Неожиданно для меня вахтенный на рынде отбил три склянки, и с бака ему ответил носовой колокол. Мне показалось, что удары прозвучали прямо у меня под ухом. В воздухе было что-то необъяснимо странное в ту ночь.
Затем, сразу после того как второй помощник откликнулся на крик впередсмотрящего: «Полный порядок на борту!» – с правой стороны грот-мачты донеслось стрекотание блоков и тарахтящий шум разматывающихся снастей. Одновременно раздался пронзительный скрип бейфута наверху мачты, и я понял, что кто-то отсоединил фалы топселя. Послышался звук рвущихся снастей, шипящий свист, а затем последовал удар – это рухнул на палубу рей. Второй помощник прокричал что-то неразборчивое и бросился к трапу. С главной палубы донесся топот бегущих ног и голоса вахтенных. Потом я услышал голос капитана:
– Принесите еще фонарей! Больше фонарей! – закричал он и громко выругался.
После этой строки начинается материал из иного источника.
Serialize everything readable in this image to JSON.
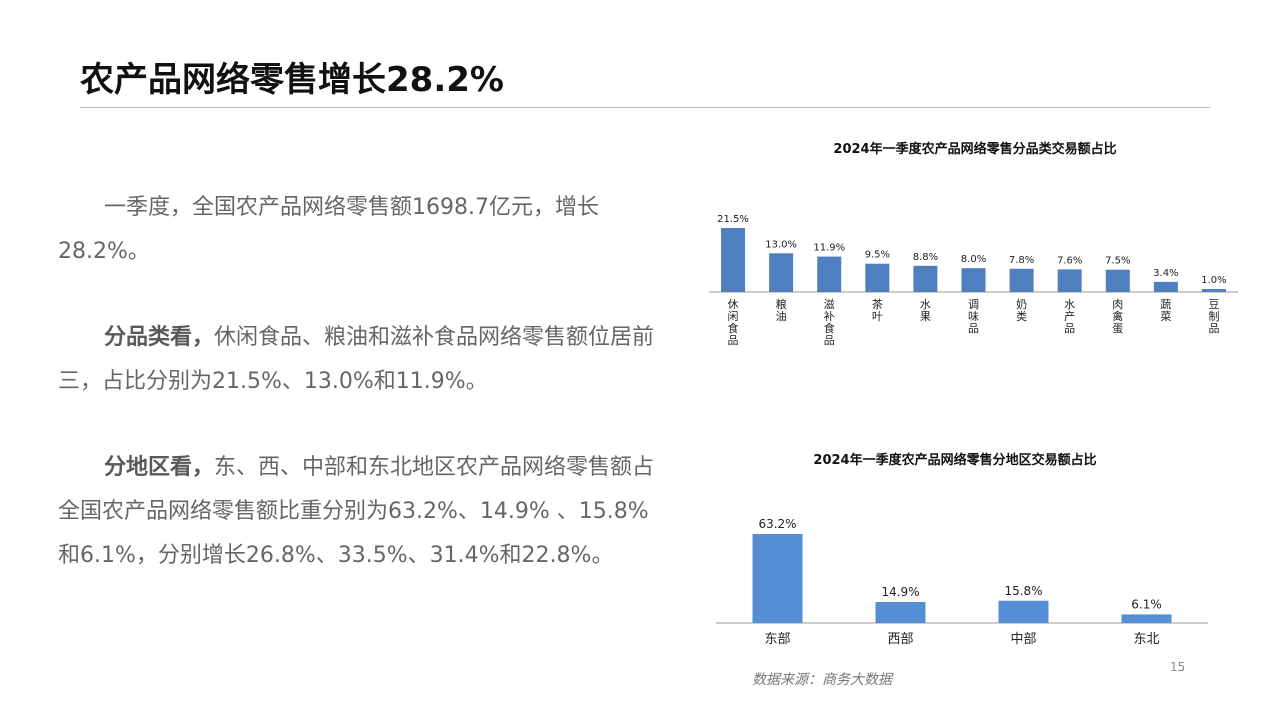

Последовала общая сумятица, продлившаяся с минуту, затем послышалось металлическое щелканье собачки на шестерне, и по этому звуку я понял, что матросы накручивают фалы на кабестан. Отдельные слова долетали до моего слуха. Раздавался голос Старика, он, похоже, спрашивал у кого-то: – ... А вся эта вода?
– Понятия не имею, – раздался в ответ голос второго помощника.
Какое-то время ночь была наполнена звуком щелкающих собачек на кабестане, скрипящего бейфута и гулкой дрожью канатов. Затем снова раздался голос второго помощника, доложившего:
– Похоже, все в порядке, сэр.
Я не успел расслышать ответ капитана, поскольку в то мгновение мне в спину дохнуло каким-то ледяным дыханием. Я резко повернулся и увидел нечто выглядывающее из-за гакаборта < Гакаборт – верхняя закругленная часть кормы судна.>. Свет фонаря, висевшего над компасом, отражался в двух стеклянных глазах, поблескивающих жутким тигриным блеском. Но, кроме глаз, я ничего более рассмотреть не мог. Я оцепенел от ужаса. Глаза горели в нескольких шагах от меня. Собрав остатки мужества, я бросился к компасу, и схватил фонарь, и, мгновенно развернувшись, направил его луч на незваного гостя. Эта тварь – или как ее еще назвать? – почти перелезла через поручни, но теперь, остановленная светом, с какой-то змеиной гибкостью отпрянула назад. Она скользнула обратно за борт, в морс, и исчезла из виду. В моем сознании остались два злобных глаза и влажный блеск некоего бесформенного тела. Еще секунду я стоял, потрясенный увиденным, а затем, сорвавшись с места, понесся что было сил к спуску с юта. Я спрыгнул с трапа, при приземлении потерял равновесие и грохнулся задом о палубу. В левой руке я по-прежнему сжимал фонарь. Мое появление, сопровождаемое диким воплем, который я издал при падении, весьма напугало находящихся рядом с кабестаном матросов, и несколько человек даже обратились в бегство. Потом, конечно, они разобрались, в чем дело.
Откуда-то с носа прибежали капитан и второй помощник.
– Какого черта? – прокричал второй помощник, остановившись передо мной. – Что происходит, почему ты не у штурвала?
Он буквально пожирал меня глазами. Я поднялся и попытался ответить ему, но потрясение мое было слишком велико.
– Я... Там... Там... – Это все, что я смог выдавить из себя.
– Проклятье! – закричал зло второй помощник. – Марш к штурвалу!